The NIH defines sickle cell disease as follows:
“Sickle cell disease is a group of inherited red blood cell disorders that affect hemoglobin, the protein that carries oxygen through the body. Normally, red blood cells are disc-shaped and flexible enough to move easily through the blood vessels. In sickle cell disease, red blood cells become crescent- or “sickle”- shaped due to a genetic mutation. These sickled red blood cells do not bend or move easily and can block blood flow to the rest of the body.”
This can lead to serious health problems, like stroke, infections, and pain disorders that general lead to a shortened life expectancy.
It impacts a disproportionate number Black and brown children and has no known cure, which is why Tobi Okunseinde’s parents were devastated to get the diagnosis before their son’s first birthday.
He suffered through treatments like chemotherapy, all with very little hope that a normal, long life lay ahead.
That is, until they learned about a curative therapy that required a bone marrow transplant from an optimal donor – and also learned their younger son, Kwasi, was a match.
Folu, the boys’ father, is grateful for this little miracle.
“He definitely changed his life. He definitely saved his life,” he says of the therapy’s success. “Once we found out about curative therapy, the bone marrow transplant, we knew there was a light at the end of that tunnel.”

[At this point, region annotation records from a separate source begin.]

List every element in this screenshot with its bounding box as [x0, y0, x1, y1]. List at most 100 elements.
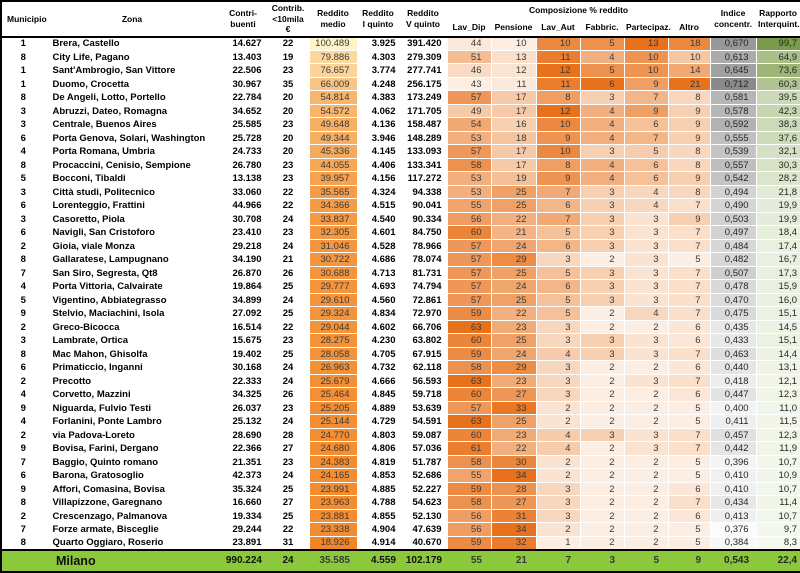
cell-rapporto-interquint: 10,7	[756, 455, 800, 470]
cell-reddito-medio: 54.572	[309, 104, 358, 119]
cell-contribuenti: 16.660	[219, 495, 268, 510]
cell-lav-aut: 11	[536, 77, 581, 92]
cell-indice-concentr: 0,470	[710, 293, 757, 308]
cell-partecipaz: 2	[624, 320, 669, 335]
table-row: 2 Crescenzago, Palmanova 19.334 25 23.881 4.8…	[1, 509, 800, 524]
cell-pensione: 17	[491, 158, 537, 173]
cell-lav-aut: 3	[536, 333, 581, 348]
cell-lav-aut: 10	[536, 144, 581, 159]
cell-reddito-v-quinto: 51.787	[399, 455, 448, 470]
cell-pensione: 25	[491, 185, 537, 200]
cell-zona: Duomo, Crocetta	[45, 77, 220, 92]
cell-contrib-lt10k: 22	[267, 198, 310, 213]
table-row: 8 City Life, Pagano 13.403 19 79.886 4.303 279…	[1, 50, 800, 65]
cell-fabbric: 4	[580, 171, 625, 186]
cell-indice-concentr: 0,503	[710, 212, 757, 227]
cell-rapporto-interquint: 18,4	[756, 225, 800, 240]
cell-zona: Lorenteggio, Frattini	[45, 198, 220, 213]
cell-rapporto-interquint: 10,7	[756, 509, 800, 524]
cell-altro: 6	[668, 320, 711, 335]
cell-contrib-lt10k: 27	[267, 441, 310, 456]
cell-zona: Gallaratese, Lampugnano	[45, 252, 220, 267]
table-row: 8 Gallaratese, Lampugnano 34.190 21 30.722 4.…	[1, 252, 800, 267]
cell-municipio: 5	[1, 171, 46, 186]
cell-reddito-v-quinto: 148.289	[399, 131, 448, 146]
cell-rapporto-interquint: 17,3	[756, 266, 800, 281]
cell-rapporto-interquint: 8,3	[756, 536, 800, 551]
cell-contrib-lt10k: 23	[267, 401, 310, 416]
cell-municipio: 4	[1, 279, 46, 294]
cell-contribuenti: 26.780	[219, 158, 268, 173]
cell-reddito-v-quinto: 54.591	[399, 414, 448, 429]
cell-reddito-i-quinto: 4.230	[357, 333, 400, 348]
cell-lav-aut: 6	[536, 239, 581, 254]
cell-lav-dip: 56	[447, 212, 492, 227]
cell-municipio: 6	[1, 198, 46, 213]
cell-contrib-lt10k: 22	[267, 185, 310, 200]
cell-reddito-v-quinto: 52.130	[399, 509, 448, 524]
cell-reddito-i-quinto: 4.834	[357, 306, 400, 321]
cell-reddito-i-quinto: 4.136	[357, 117, 400, 132]
cell-pensione: 34	[491, 522, 537, 537]
cell-contribuenti: 34.899	[219, 293, 268, 308]
cell-fabbric: 2	[580, 441, 625, 456]
cell-reddito-v-quinto: 72.970	[399, 306, 448, 321]
table-row: 5 Vigentino, Abbiategrasso 34.899 24 29.610 4…	[1, 293, 800, 308]
cell-reddito-medio: 25.679	[309, 374, 358, 389]
cell-pensione: 29	[491, 252, 537, 267]
cell-rapporto-interquint: 12,1	[756, 374, 800, 389]
cell-partecipaz: 2	[624, 387, 669, 402]
cell-contribuenti: 29.244	[219, 522, 268, 537]
table-body: 1 Brera, Castello 14.627 22 100.489 3.925 391.…	[1, 36, 800, 551]
cell-lav-aut: 6	[536, 279, 581, 294]
cell-zona: Crescenzago, Palmanova	[45, 509, 220, 524]
cell-zona: Porta Vittoria, Calvairate	[45, 279, 220, 294]
cell-contrib-lt10k: 25	[267, 347, 310, 362]
cell-municipio: 8	[1, 347, 46, 362]
cell-contrib-lt10k: 25	[267, 306, 310, 321]
cell-zona: Lambrate, Ortica	[45, 333, 220, 348]
col-header-lav-aut: Lav_Aut	[536, 18, 580, 37]
cell-fabbric: 2	[580, 482, 625, 497]
cell-reddito-v-quinto: 52.227	[399, 482, 448, 497]
cell-fabbric: 4	[580, 117, 625, 132]
cell-partecipaz: 3	[624, 252, 669, 267]
cell-contrib-lt10k: 24	[267, 374, 310, 389]
cell-indice-concentr: 0,670	[710, 36, 757, 51]
col-header-contribuenti: Contri- buenti	[219, 1, 267, 37]
cell-lav-dip: 57	[447, 279, 492, 294]
cell-partecipaz: 13	[624, 36, 669, 51]
cell-zona: Centrale, Buenos Aires	[45, 117, 220, 132]
cell-contribuenti: 13.403	[219, 50, 268, 65]
cell-reddito-i-quinto: 4.666	[357, 374, 400, 389]
cell-indice-concentr: 0,463	[710, 347, 757, 362]
cell-indice-concentr: 0,539	[710, 144, 757, 159]
cell-reddito-i-quinto: 4.914	[357, 536, 400, 551]
cell-zona: Navigli, San Cristoforo	[45, 225, 220, 240]
cell-partecipaz: 6	[624, 171, 669, 186]
cell-contribuenti: 24.733	[219, 144, 268, 159]
cell-altro: 7	[668, 198, 711, 213]
cell-zona: Mac Mahon, Ghisolfa	[45, 347, 220, 362]
cell-zona: Forlanini, Ponte Lambro	[45, 414, 220, 429]
cell-municipio: 3	[1, 212, 46, 227]
cell-rapporto-interquint: 15,1	[756, 333, 800, 348]
cell-altro: 7	[668, 428, 711, 443]
cell-zona: Brera, Castello	[45, 36, 220, 51]
cell-municipio: 6	[1, 131, 46, 146]
cell-reddito-medio: 29.610	[309, 293, 358, 308]
cell-reddito-medio: 100.489	[309, 36, 358, 51]
cell-indice-concentr: 0,490	[710, 198, 757, 213]
cell-pensione: 18	[491, 131, 537, 146]
cell-reddito-v-quinto: 54.623	[399, 495, 448, 510]
cell-contribuenti: 15.675	[219, 333, 268, 348]
cell-contribuenti: 22.784	[219, 90, 268, 105]
cell-partecipaz: 7	[624, 90, 669, 105]
cell-reddito-medio: 25.464	[309, 387, 358, 402]
col-header-zona: Zona	[45, 1, 219, 37]
cell-fabbric: 2	[580, 306, 625, 321]
cell-reddito-v-quinto: 52.686	[399, 468, 448, 483]
cell-partecipaz: 9	[624, 77, 669, 92]
cell-reddito-i-quinto: 4.145	[357, 144, 400, 159]
cell-partecipaz: 3	[624, 293, 669, 308]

Now, a year after the bone marrow transplant, Tobi is officially “cured.”
“Going to kindergarten as just a ‘regular kid’ has just been the most fantastic experience,” his father said.
Dr. Stacey Rifkin-Zenenberg, the pediatric hematologist at Hackensack Meridian Health’s Joseph M. Sanzari Children’s Hospital, oversaw the transplant.

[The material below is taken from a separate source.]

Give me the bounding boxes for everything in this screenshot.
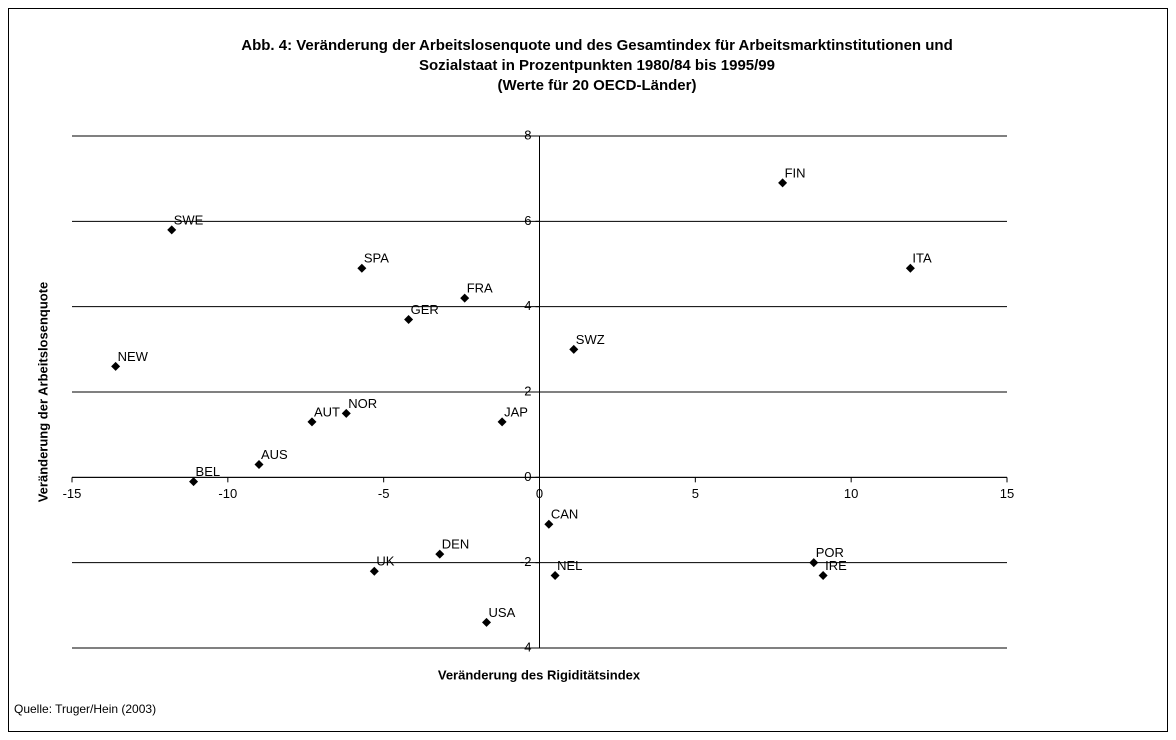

“Forty percent of patients who have sickle cell have available donors for transplant. The younger the patient who is the recipient and the younger the donor is better.”
Tobi’s parents are working to raise money for other parents looking to explore the possibility of this curative therapy.
So now there is hope, though, and the results are plain to see.
Sometimes that’s all people need to get through another day.